O setor de transporte de passageiros está com dificuldade para colocar novos profissionais no volante. Em várias empresas, as vagas aparecem, mas o número de candidatos não acompanha a necessidade. O salário oferecido, somado à pressão diária e à responsabilidade de levar dezenas de pessoas, tem afastado quem pensa em entrar na profissão.
Convenções coletivas registradas no Ministério do Trabalho em 2025 mostram pisos próximos de R$ 3 mil para motoristas de ônibus rodoviários, de fretamento e turismo. Os valores mudam conforme a região e o tipo de serviço, mas nem sempre convencem diante das cobranças do trabalho. Há empresas que oferecem benefícios e adicionais, porém o ganho final ainda é visto como baixo por parte dos trabalhadores.
Em cidades maiores, o custo de vida torna a diferença entre esforço e pagamento ainda mais visível.
Para assumir um ônibus, não basta saber dirigir. O profissional precisa da habilitação adequada e de curso especializado para transporte coletivo de passageiros. Esse caminho exige tempo, documentação e investimento. Quando o retorno financeiro parece pequeno, parte dos candidatos prefere buscar outra atividade, como transporte por aplicativo, entregas ou condução de caminhões.
No transporte interestadual, a falta de mão de obra já aparece com força.
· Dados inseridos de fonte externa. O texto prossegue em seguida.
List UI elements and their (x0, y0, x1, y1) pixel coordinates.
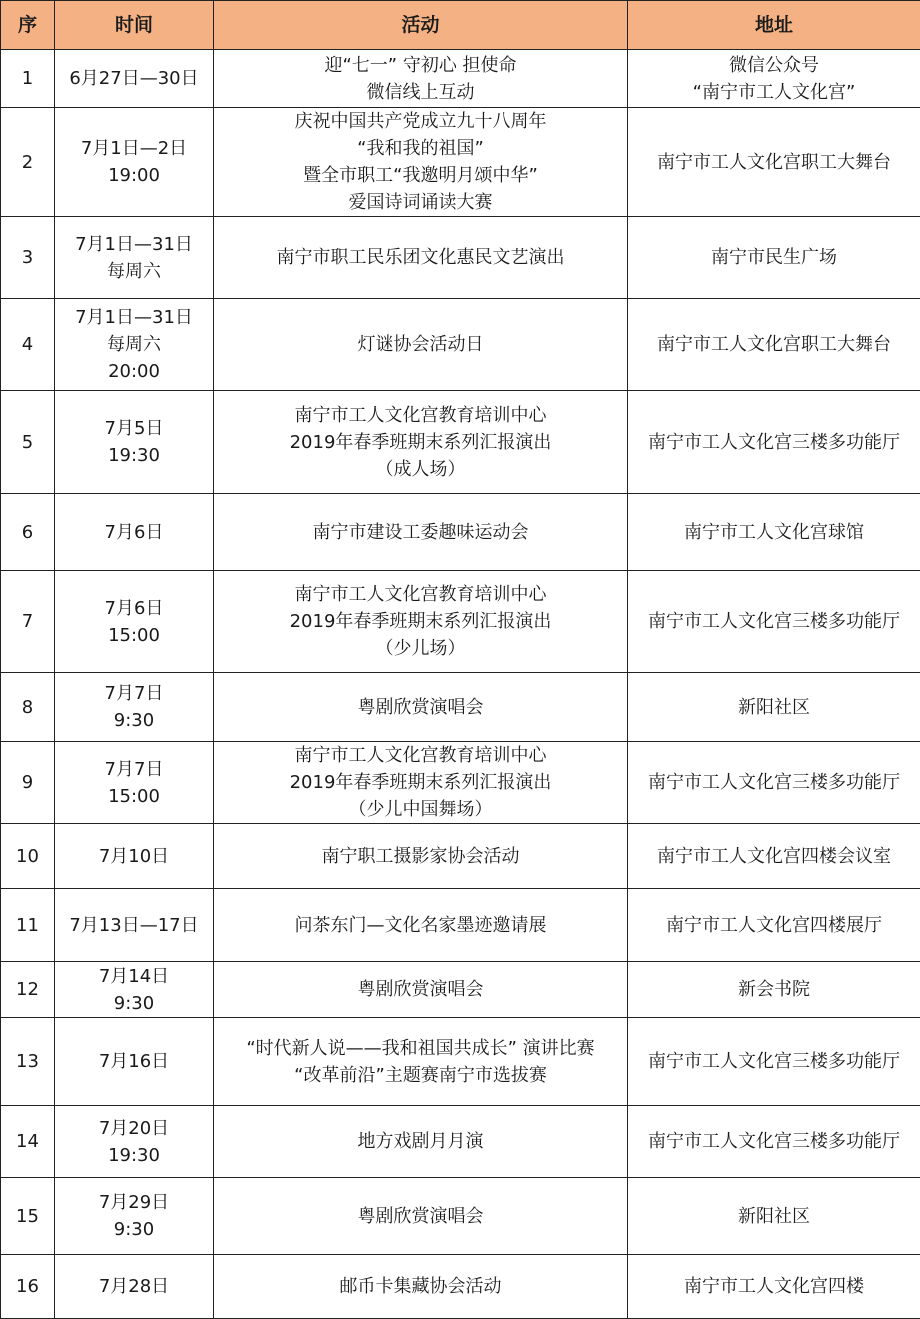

Dados da Associação Brasileira das Empresas de Transporte Terrestre de Passageiros, divulgados pela CNN Brasil em julho de 2026, apontam déficit de cerca de 30%. O segmento tem pouco mais de 60 mil motoristas, mas precisaria de quase 86 mil para atender à demanda das empresas.
O problema não está apenas no salário. Viagens noturnas, noites fora de casa, contato direto com passageiros, trânsito pesado e risco de acidentes também entram na conta. Ao mesmo tempo, a categoria está envelhecendo. Boa parte dos motoristas rodoviários tem entre 40 e 50 anos, enquanto os mais jovens demonstram pouco interesse em seguir o mesmo caminho.
Empresas ainda recorrem a profissionais aposentados ou oferecem treinamento para quem já possui parte dos requisitos. A medida ajuda a preencher algumas escalas, mas não resolve a renovação da categoria. Sem uma remuneração que acompanhe a responsabilidade e condições de trabalho mais atraentes, o banco do motorista tende a continuar vazio.
A falta de profissionais pode aparecer na rotina do passageiro por meio de escalas apertadas, dificuldade para ampliar linhas e maior dependência de horas extras. Para quem está do lado de fora procurando emprego, a vaga existe. O que falta é a conta fechar no fim do mês.